El programa permite a los ciudadanos viajar gratis en el sistema de transporte público (como el Metro y Metrobus) a cambio de depositar envases reciclables en ciertas máquinas automatizadas. Lo que destaca de este modelo mexicano es su capacidad de escala y la colaboración entre el sector público y empresas privadas de reciclaje.
ASÍ PODÉS OBTENER VIAJES EN TRANSPORTE PÚBLICO POR RECICLAR EN MÉXICO
La iniciativa presentada ante el Congreso del Estado de México busca transformar la gestión de residuos urbanos mediante un sistema de incentivos directos que beneficia tanto al medio ambiente como a la economía de los pasajeros.

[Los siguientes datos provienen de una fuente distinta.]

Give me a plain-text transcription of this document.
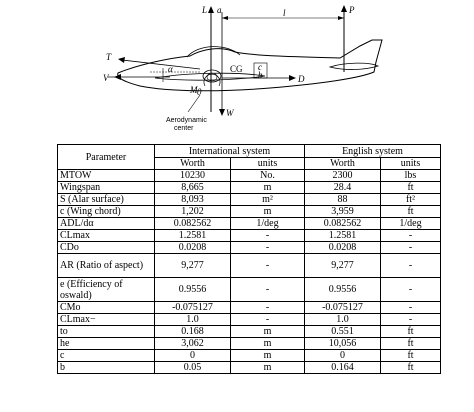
L a	l	P
T
V
α	CG c
b	D
M 0
W
Aerodynamic
center
Parameter	International system		English system	
	Worth	units	Worth	units
MTOW	10230	No.	2300	lbs
Wingspan	8,665	m	28.4	ft
S (Alar surface)	8,093	m²	88	ft²
c (Wing chord)	1,202	m	3,959	ft
ADL/dα	0.082562	1/deg	0.082562	1/deg
CLmax	1.2581	-	1.2581	-
CDo	0.0208	-	0.0208	-
AR (Ratio of aspect)	9,277	-	9,277	-
e (Efficiency of oswald)	0.9556	-	0.9556	-
CMo	-0.075127	-	-0.075127	-
CLmax−	1.0	-	1.0	-
to	0.168	m	0.551	ft
he	3,062	m	10,056	ft
c	0	m	0	ft
b	0.05	m	0.164	ft
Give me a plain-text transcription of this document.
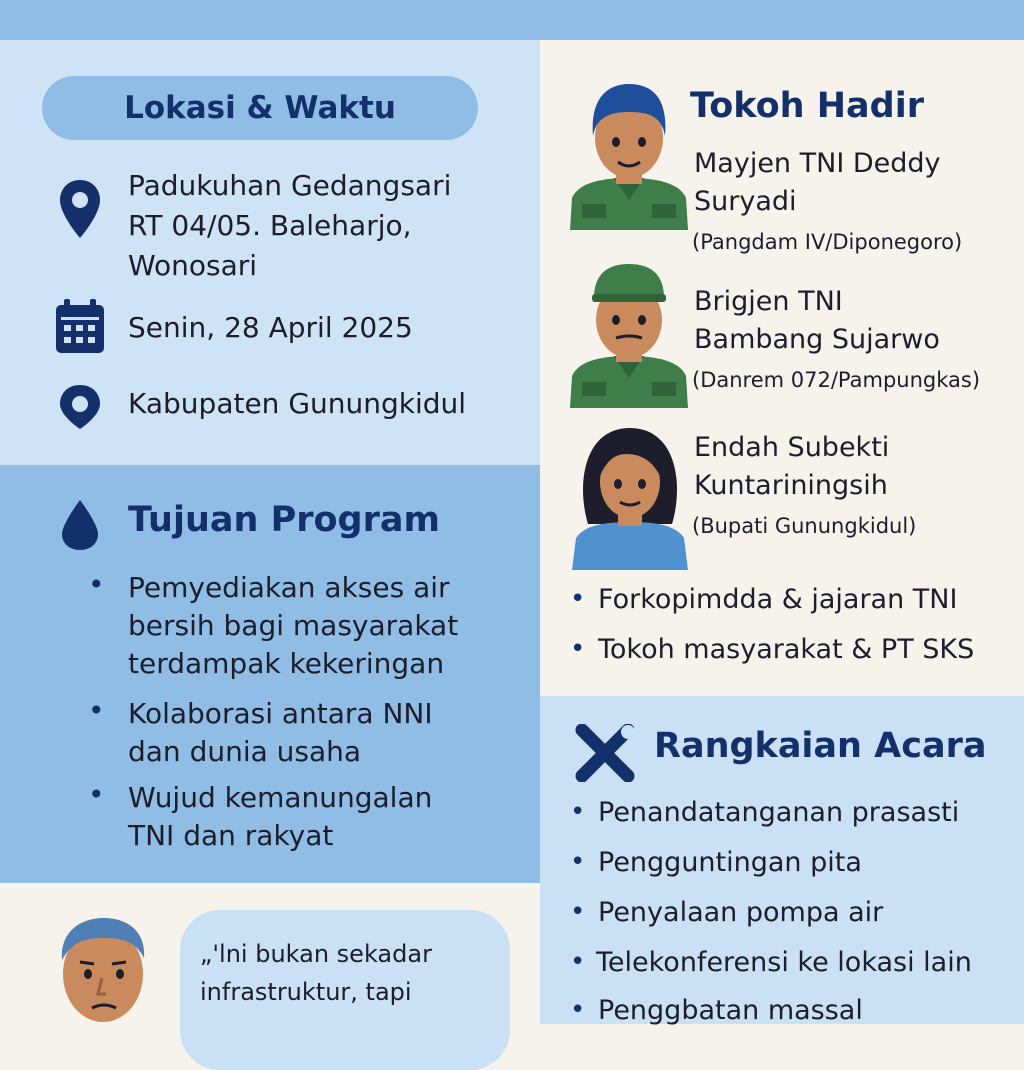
Lokasi & Waktu
Padukuhan Gedangsari
RT 04/05. Baleharjo,
Wonosari
Senin, 28 April 2025
Kabupaten Gunungkidul
Tujuan Program
• Pemyediakan akses air
bersih bagi masyarakat
terdampak kekeringan
• Kolaborasi antara NNI
dan dunia usaha
• Wujud kemanungalan
TNI dan rakyat
„'lni bukan sekadar
infrastruktur, tapi
Tokoh Hadir
Mayjen TNI Deddy
Suryadi
(Pangdam IV/Diponegoro)
Brigjen TNI
Bambang Sujarwo
(Danrem 072/Pampungkas)
Endah Subekti
Kuntariningsih
(Bupati Gunungkidul)
• Forkopimdda & jajaran TNI
• Tokoh masyarakat & PT SKS
Rangkaian Acara
• Penandatanganan prasasti
• Pengguntingan pita
• Penyalaan pompa air
• Telekonferensi ke lokasi lain
• Penggbatan massal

El plan consiste en la instalación de máquinas recicladoras automatizadas en las estaciones con mayor flujo de usuarios del Mexibús y el Mexicable. Esta tecnología permitirá que los ciudadanos entreguen envases de plástico, vidrio o aluminio a cambio de saldo acreditado de forma inmediata en sus tarjetas de movilidad, convirtiendo efectivamente los desechos en una moneda de cambio para sus traslados diarios.
El funcionamiento del programa ha sido diseñado para ser intuitivo: el usuario deposita el residuo y el sistema procesa el material para asignar puntos o dinero digital que puede utilizarse en toda la red estatal de transporte.
Este ambicioso proyecto surge como una respuesta urgente a la crisis ecológica que atraviesa la entidad, la cual genera actualmente más de 16 mil toneladas de basura por día. Esta cifra representa aproximadamente el 14% del total nacional, posicionando al Estado de México como uno de los mayores productores de residuos del país.
Al incentivar el reciclaje masivo en los nodos de transporte, el gobierno no solo busca aliviar el bolsillo de las familias mexiquenses en este marzo de 2026, sino también mitigar el impacto ambiental de miles de toneladas de desechos que asfixian el territorio estatal.